Kinshasa : Me Michel Kibonge, cadre de l’UDPS/Tshisekedi, recadre l’Honorable Bahati Lukwebo

Le Secrétaire national de l’UDPS/T, Me Michel Kibonge Nyekuma, a vivement réagi ce 5 mars 2026 aux propos tenus par l’Honorable Bahati Lukwebo. Selon lui, réduire les difficultés institutionnelles de la République démocratique du Congo à un simple problème « d’hommes » et non de textes relève d’une analyse biaisée et opportuniste.

Pour Me Kibonge, dans un État démocratique, tout commence par des règles claires et cohérentes. Les institutions ne peuvent fonctionner harmonieusement que si leur socle juridique est solide. Les responsables politiques, aussi expérimentés soient-ils, doivent se conformer aux textes, lesquels doivent être adaptés aux réalités nationales et capables d’accompagner l’évolution de la société.

Il rappelle que la Constitution actuelle, en vigueur depuis près de vingt ans, comporte des zones d’ombre et des ambiguïtés, notamment dans ses articles 51 et 217. Son exposé des motifs, issu du Dialogue inter congolais de Sun City, reflète avant tout un compromis politique entre anciens belligérants, plutôt qu’une expression directe de la souveraineté populaire. Cette origine soulève, selon lui, des interrogations légitimes sur la cohérence et la légitimité de certaines dispositions.

Dans un contexte où certains acteurs politiques tiennent aujourd’hui des discours assimilés à des projets de fragmentation du pays, Me Kibonge estime qu’il est légitime que le peuple congolais s’interroge sur l’adéquation des fondements institutionnels hérités de cette période. Le peuple, en tant que souverain primaire, doit pouvoir décider d’une révision ou d’un changement de Constitution si cela s’avère nécessaire pour préserver l’unité nationale et la stabilité institutionnelle.

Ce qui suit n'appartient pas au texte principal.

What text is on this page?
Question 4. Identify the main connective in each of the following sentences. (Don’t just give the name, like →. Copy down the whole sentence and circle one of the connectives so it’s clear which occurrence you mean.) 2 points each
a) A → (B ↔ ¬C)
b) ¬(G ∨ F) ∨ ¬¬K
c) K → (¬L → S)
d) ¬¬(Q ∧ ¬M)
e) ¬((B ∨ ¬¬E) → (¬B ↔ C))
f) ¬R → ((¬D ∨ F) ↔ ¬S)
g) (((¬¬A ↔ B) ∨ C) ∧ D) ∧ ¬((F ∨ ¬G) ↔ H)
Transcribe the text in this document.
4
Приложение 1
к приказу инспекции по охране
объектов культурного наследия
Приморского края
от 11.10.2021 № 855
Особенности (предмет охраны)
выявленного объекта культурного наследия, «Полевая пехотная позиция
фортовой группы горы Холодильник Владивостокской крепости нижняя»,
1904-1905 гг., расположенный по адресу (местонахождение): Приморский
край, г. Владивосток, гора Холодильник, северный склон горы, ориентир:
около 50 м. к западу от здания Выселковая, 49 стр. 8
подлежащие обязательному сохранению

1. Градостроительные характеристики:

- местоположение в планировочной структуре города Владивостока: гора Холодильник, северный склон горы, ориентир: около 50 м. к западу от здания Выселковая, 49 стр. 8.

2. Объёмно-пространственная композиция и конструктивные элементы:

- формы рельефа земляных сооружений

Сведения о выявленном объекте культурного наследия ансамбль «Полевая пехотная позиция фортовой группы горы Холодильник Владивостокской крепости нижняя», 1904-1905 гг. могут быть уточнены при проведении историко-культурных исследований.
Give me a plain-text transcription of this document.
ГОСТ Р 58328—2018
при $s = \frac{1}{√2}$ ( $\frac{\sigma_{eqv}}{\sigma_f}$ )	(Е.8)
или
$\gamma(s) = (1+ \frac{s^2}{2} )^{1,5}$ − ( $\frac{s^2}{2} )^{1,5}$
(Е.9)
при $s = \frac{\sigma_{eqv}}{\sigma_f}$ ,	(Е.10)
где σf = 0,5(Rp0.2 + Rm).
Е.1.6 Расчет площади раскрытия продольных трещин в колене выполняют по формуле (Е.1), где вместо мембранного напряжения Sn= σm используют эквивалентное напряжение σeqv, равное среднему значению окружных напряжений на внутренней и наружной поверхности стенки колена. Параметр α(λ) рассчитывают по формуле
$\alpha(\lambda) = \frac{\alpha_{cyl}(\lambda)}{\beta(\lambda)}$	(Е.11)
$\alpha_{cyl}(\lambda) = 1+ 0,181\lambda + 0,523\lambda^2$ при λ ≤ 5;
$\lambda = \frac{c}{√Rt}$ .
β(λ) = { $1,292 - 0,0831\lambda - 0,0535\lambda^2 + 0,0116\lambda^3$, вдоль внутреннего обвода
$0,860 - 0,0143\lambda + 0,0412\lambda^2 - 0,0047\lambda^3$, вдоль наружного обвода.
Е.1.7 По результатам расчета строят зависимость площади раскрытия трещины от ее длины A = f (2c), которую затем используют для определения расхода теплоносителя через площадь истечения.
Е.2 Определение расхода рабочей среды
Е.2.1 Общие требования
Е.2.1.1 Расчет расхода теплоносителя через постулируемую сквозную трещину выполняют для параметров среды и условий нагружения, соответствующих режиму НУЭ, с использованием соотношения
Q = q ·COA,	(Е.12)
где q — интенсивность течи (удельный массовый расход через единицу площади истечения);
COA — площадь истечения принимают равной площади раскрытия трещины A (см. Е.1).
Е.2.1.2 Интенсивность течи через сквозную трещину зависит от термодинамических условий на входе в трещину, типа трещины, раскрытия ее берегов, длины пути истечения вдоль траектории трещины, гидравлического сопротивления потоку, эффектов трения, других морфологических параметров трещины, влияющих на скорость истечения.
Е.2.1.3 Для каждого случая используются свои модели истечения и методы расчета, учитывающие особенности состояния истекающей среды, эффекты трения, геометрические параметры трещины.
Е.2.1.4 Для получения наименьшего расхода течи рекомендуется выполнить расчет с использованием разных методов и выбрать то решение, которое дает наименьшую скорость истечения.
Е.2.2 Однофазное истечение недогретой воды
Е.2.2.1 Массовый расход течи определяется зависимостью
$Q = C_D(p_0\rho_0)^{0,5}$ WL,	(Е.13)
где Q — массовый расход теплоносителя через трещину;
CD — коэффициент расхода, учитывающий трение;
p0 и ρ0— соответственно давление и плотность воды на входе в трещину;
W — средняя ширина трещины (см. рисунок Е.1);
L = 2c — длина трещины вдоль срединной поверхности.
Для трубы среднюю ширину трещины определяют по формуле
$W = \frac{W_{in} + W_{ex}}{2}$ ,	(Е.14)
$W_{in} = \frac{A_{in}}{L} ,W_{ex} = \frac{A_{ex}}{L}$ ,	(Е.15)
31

Il regrette par ailleurs qu’un membre de l’Union sacrée, qui n’a jamais dénoncé avec fermeté les agressions répétées contre le pays, choisisse de contredire publiquement l’intention du Chef de l’État d’ouvrir une réflexion sur cette question cruciale. Selon lui, la loyauté aurait commandé de partager ses réserves dans un cadre institutionnel plutôt que par une sortie médiatique devenue virale.

Me Kibonge appelle enfin à la maturité politique et à la vigilance des militants de l’UDPS/T et du peuple congolais. « La Constitution n’est pas un dogme intangible, mais un instrument au service de la Nation. Si elle ne garantit plus pleinement la cohésion nationale et l’expression authentique de la volonté populaire, il appartient au peuple souverain d’en décider l’évolution », a-t-il conclu, insistant sur la primauté de l’intérêt supérieur de la Nation.